In addtion, stats allows users to query:

- Ranges to count how many documents are in an interval of a numerical field.
- Aggregation functions such as average, maximum, minimum, percentiles,...
- Nested faceted search.

The basic syntax for stats (or facets) is:

**Range specification**

field_name[value1,value2,value3...]:limit

Parameters:

Parameter | Description |
---|---|

field_name | The field name to produce buckets from. Mandatory. |

value1,value2,value3... | They are the values of the field name you want to count. They have to be enclosed in square brackets. Optional. |

limit | Number of counts to show, i.e., number of buckets. Optional. |

E.g.: *...&fields=chromosome[1,2]*

Users can query multiple *stats* by separating field names by semicolons.

E.g.: *...&fields=chromosome[1,2];types*

### Ranges

When asking for ranges, the result contains multiple buckets over a numeric field. You must specify the field name, the lower and upper bounds and the step or bucket size.

**Range specification**

field_name[start..end]:step

Range parameters:

Parameter | Description |
---|---|

field_name | The numeric field name to produce range buckets from. Mandatory |

start | Lower bound of the ranges. Mandatory. |

end | Upper bound of the ranges. Mandatory. |

step | Size of each range bucket produced. Mandatory. |

E.g.: *...&fields=gerp[0..10]:0.5*

### Aggregation functions

Aggregation functions, also called **facet functions, analytic functions,** or **metrics**, calculate something interesting over a domain (each facet bucket).

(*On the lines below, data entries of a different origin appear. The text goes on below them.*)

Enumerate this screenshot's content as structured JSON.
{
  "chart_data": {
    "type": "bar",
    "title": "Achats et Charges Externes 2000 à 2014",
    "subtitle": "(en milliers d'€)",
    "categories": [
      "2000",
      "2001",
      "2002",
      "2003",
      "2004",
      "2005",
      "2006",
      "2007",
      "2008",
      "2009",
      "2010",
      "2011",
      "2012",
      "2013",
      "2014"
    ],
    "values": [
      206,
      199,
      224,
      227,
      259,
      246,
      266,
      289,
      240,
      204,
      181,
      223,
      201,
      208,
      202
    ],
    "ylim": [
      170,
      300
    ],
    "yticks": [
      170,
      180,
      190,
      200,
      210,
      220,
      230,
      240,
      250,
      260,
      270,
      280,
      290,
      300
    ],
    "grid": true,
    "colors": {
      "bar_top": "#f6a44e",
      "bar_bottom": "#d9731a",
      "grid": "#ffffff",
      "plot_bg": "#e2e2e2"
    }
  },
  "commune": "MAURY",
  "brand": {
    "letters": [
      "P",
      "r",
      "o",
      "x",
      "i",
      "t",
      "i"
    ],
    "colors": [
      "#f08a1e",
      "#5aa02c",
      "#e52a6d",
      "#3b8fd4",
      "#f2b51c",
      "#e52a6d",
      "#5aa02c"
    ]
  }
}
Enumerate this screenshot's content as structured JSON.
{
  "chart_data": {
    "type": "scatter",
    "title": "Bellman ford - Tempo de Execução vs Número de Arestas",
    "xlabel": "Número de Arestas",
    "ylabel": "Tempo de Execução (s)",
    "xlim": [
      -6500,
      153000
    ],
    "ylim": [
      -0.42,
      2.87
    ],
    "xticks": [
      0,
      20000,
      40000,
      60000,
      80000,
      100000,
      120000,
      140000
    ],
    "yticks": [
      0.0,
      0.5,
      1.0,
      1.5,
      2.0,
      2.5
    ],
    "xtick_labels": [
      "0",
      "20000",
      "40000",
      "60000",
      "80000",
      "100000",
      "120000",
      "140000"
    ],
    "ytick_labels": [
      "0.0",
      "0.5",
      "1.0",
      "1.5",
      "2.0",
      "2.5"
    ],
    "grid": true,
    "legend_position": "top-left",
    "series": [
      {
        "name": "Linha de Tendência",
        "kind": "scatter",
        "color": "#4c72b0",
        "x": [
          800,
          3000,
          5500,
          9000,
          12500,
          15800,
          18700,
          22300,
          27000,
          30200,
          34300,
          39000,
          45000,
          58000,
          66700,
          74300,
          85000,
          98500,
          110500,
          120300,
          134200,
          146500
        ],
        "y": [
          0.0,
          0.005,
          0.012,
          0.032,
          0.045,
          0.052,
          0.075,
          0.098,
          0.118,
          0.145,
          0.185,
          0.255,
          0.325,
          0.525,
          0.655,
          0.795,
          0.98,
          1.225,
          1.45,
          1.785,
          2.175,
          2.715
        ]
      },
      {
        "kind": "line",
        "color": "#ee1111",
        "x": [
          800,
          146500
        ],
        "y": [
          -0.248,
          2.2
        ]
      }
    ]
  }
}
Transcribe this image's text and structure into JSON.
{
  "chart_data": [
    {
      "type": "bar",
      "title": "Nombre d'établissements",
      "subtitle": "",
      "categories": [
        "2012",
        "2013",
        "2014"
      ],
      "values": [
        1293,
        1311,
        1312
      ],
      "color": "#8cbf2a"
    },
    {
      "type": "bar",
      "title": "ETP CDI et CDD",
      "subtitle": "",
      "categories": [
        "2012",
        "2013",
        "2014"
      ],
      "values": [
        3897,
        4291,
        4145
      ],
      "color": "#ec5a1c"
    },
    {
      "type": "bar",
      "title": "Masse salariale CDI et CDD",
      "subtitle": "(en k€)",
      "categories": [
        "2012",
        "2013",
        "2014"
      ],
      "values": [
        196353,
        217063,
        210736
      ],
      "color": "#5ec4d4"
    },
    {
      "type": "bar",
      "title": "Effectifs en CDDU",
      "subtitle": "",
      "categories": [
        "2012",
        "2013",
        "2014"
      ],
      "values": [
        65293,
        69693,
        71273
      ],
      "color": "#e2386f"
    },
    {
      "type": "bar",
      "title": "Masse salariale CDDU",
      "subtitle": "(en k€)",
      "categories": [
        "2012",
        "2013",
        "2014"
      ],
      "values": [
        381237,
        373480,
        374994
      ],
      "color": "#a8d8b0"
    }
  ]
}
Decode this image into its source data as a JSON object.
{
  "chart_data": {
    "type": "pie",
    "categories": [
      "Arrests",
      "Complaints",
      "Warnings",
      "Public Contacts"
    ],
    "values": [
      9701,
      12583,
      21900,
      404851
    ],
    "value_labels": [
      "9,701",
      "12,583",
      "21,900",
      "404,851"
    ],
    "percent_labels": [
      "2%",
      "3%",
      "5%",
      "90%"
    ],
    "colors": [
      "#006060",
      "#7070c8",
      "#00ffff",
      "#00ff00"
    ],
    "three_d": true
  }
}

**Aggregation specification**

aggregation_function(field_name)

List of aggregation functions:

Aggregation function | Description | Example |
---|---|---|

avg | Average of numeric values | avg(gerp) |

min | Minimum value | min(sift) |

max | Maximum value | max(caddScaled) |

unique | Number of unique values | unique(biotypes) |

hll | Distributed cardinality estimate via hyper-log-log algorithm | hll(type) |

percentile | Percentile estimates via t-digest algorithm. Calculate the percentiles: 1, 10, 25, 50, 75, 90 and 99th. | percentile(gerp) |

sumsq | Sum of squares of field or function | sumsq(caddRaw) |

E.g.: *...&fields=percentile(gerp);max(caddScaled)*

### Nested facets

Nested facets allow users to nest bucketing terms, ranges or aggregations. In order to specify nested facets you must use the symbols **>>**

E.g.: *...&fields=chromosome[5,6]>>type*